Some 129 deaths have been recorded so far.
Safety in schools
The Deputy Minister of Education in charge of Basic and Secondary Education, Dr Yaw Osei Adutwum, who presented an update on measures adopted to ensure the safety of final-year students in senior high schools (SHSs) and junior high schools (JHSs), noted that the government had put in place the right measures that would ensure their safety.
He said 684 people who came into contact with the eight people who had tested positive for the virus at the Accra Girls’ SHS had been identified by health officials, noting that the situation was under control.
“A case was reported to the health bay of a very distinguished school in Accra serving young women on June 29, 2020. They quickly identified that it might be symptoms of COVID-19. Subsequently, other students started showing similar symptoms and they were all quickly quarantined prior to the testing. When test results came in, unfortunately we had six students testing positive for COVID-19.
“They were immediately isolated and taken care of and their parents were informed to bring down the anxiety. An instructor and his wife who tested positive have also been isolated,” Dr Adutwum said.

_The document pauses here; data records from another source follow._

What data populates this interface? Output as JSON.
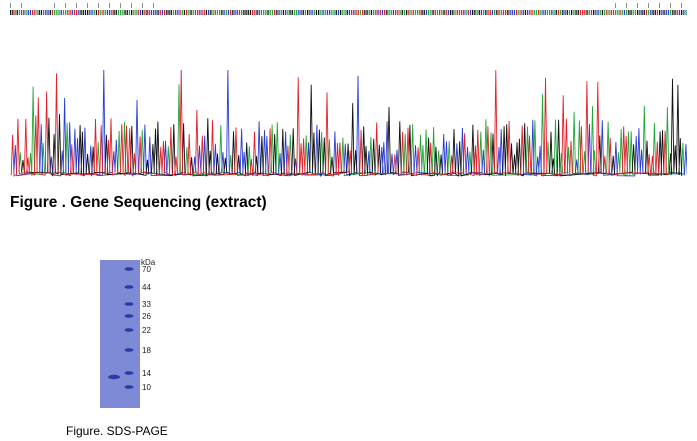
{
  "figure1": {
    "caption": "Figure . Gene Sequencing (extract)",
    "trace_colors": {
      "A": "#22a83a",
      "C": "#2a3bd8",
      "G": "#111111",
      "T": "#e0222a"
    }
  },
  "figure2": {
    "caption": "Figure. SDS-PAGE",
    "marker_unit": "kDa",
    "markers": [
      "70",
      "44",
      "33",
      "26",
      "22",
      "18",
      "14",
      "10"
    ],
    "gel_color": "#7f8ad6",
    "band_color": "#2b3aa6"
  }
}
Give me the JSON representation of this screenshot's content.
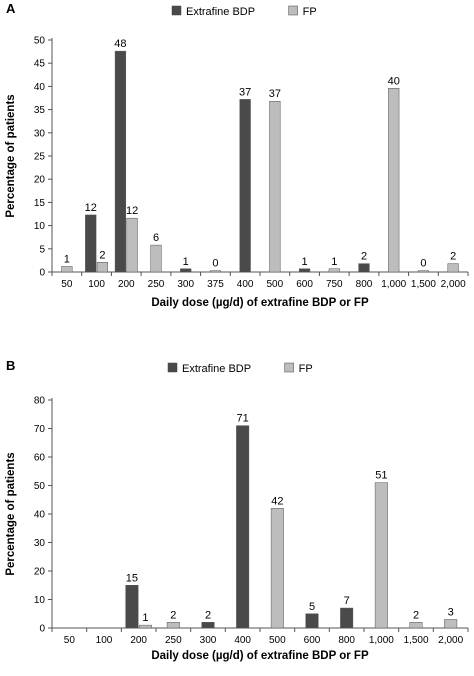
{
  "chart_data": [
    {
      "panel_label": "A",
      "type": "bar",
      "categories": [
        "50",
        "100",
        "200",
        "250",
        "300",
        "375",
        "400",
        "500",
        "600",
        "750",
        "800",
        "1,000",
        "1,500",
        "2,000"
      ],
      "series": [
        {
          "name": "Extrafine BDP",
          "color": "#4a4a4a",
          "values": [
            null,
            12.3,
            47.6,
            null,
            0.7,
            null,
            37.2,
            null,
            0.7,
            null,
            1.8,
            null,
            null,
            null
          ],
          "labels": [
            "",
            "12",
            "48",
            "",
            "1",
            "",
            "37",
            "",
            "1",
            "",
            "2",
            "",
            "",
            ""
          ]
        },
        {
          "name": "FP",
          "color": "#bdbdbd",
          "values": [
            1.2,
            2.1,
            11.6,
            5.8,
            null,
            0.3,
            null,
            36.8,
            null,
            0.7,
            null,
            39.6,
            0.3,
            1.8
          ],
          "labels": [
            "1",
            "2",
            "12",
            "6",
            "",
            "0",
            "",
            "37",
            "",
            "1",
            "",
            "40",
            "0",
            "2"
          ]
        }
      ],
      "xlabel": "Daily dose (µg/d) of extrafine BDP or FP",
      "ylabel": "Percentage of patients",
      "ylim": [
        0,
        50
      ],
      "yticks": [
        0,
        5,
        10,
        15,
        20,
        25,
        30,
        35,
        40,
        45,
        50
      ],
      "grid": false,
      "legend_position": "top-center"
    },
    {
      "panel_label": "B",
      "type": "bar",
      "categories": [
        "50",
        "100",
        "200",
        "250",
        "300",
        "400",
        "500",
        "600",
        "800",
        "1,000",
        "1,500",
        "2,000"
      ],
      "series": [
        {
          "name": "Extrafine BDP",
          "color": "#4a4a4a",
          "values": [
            null,
            null,
            15,
            null,
            2,
            71,
            null,
            5,
            7,
            null,
            null,
            null
          ],
          "labels": [
            "",
            "",
            "15",
            "",
            "2",
            "71",
            "",
            "5",
            "7",
            "",
            "",
            ""
          ]
        },
        {
          "name": "FP",
          "color": "#bdbdbd",
          "values": [
            null,
            null,
            1,
            2,
            null,
            null,
            42,
            null,
            null,
            51,
            2,
            3
          ],
          "labels": [
            "",
            "",
            "1",
            "2",
            "",
            "",
            "42",
            "",
            "",
            "51",
            "2",
            "3"
          ]
        }
      ],
      "xlabel": "Daily dose (µg/d) of extrafine BDP or FP",
      "ylabel": "Percentage of patients",
      "ylim": [
        0,
        80
      ],
      "yticks": [
        0,
        10,
        20,
        30,
        40,
        50,
        60,
        70,
        80
      ],
      "grid": false,
      "legend_position": "top-center"
    }
  ]
}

He empathised with the concerns of parents who stormed the Accra Girls’ SHS demanding the release of the children, but added: “Taking your child away at this point is not a very good option. I speak with you now, we are on top of the medical side of things and the Ghana Education Service is also on top of the education side of things,” he added.
The deputy minister encouraged parents that counsellors had been sent to the school to uplift the psychological welfare of students and teachers.
“We understand that in the midst of all the anxiety, it is difficult for students to study, but counsellors are on-site now looking at ways in which they can help the students recompose themselves and begin the preparations ahead,” he said.
The Minister of Inner-City and Zongo Development, Dr Mustapha Abdul-Hamid , who was at the briefing on COVID-19 updates, called on residents of Zongo communities to observe the COVID-19 protocols, saying the protocols were in accordance with Islamic teachings.
He said the call had become necessary following the rise in COVID-19 infections in Zongo communities in recent times.
He said the protocols that had been adopted to help curb the spread of the virus were congruent with the teachings of the Prophet Mohammed and must be observed strictly by all persons of the Islamic faith.
“In recent times, there are concerns that people are beginning to be complacent in our Zongo communities, for which reason the protocols are not being observed,” he said.
Dr Abdul-Hamid encouraged residents of Zongo communities to eschew complacency in the fight against the virus to help reduce the rate of infections.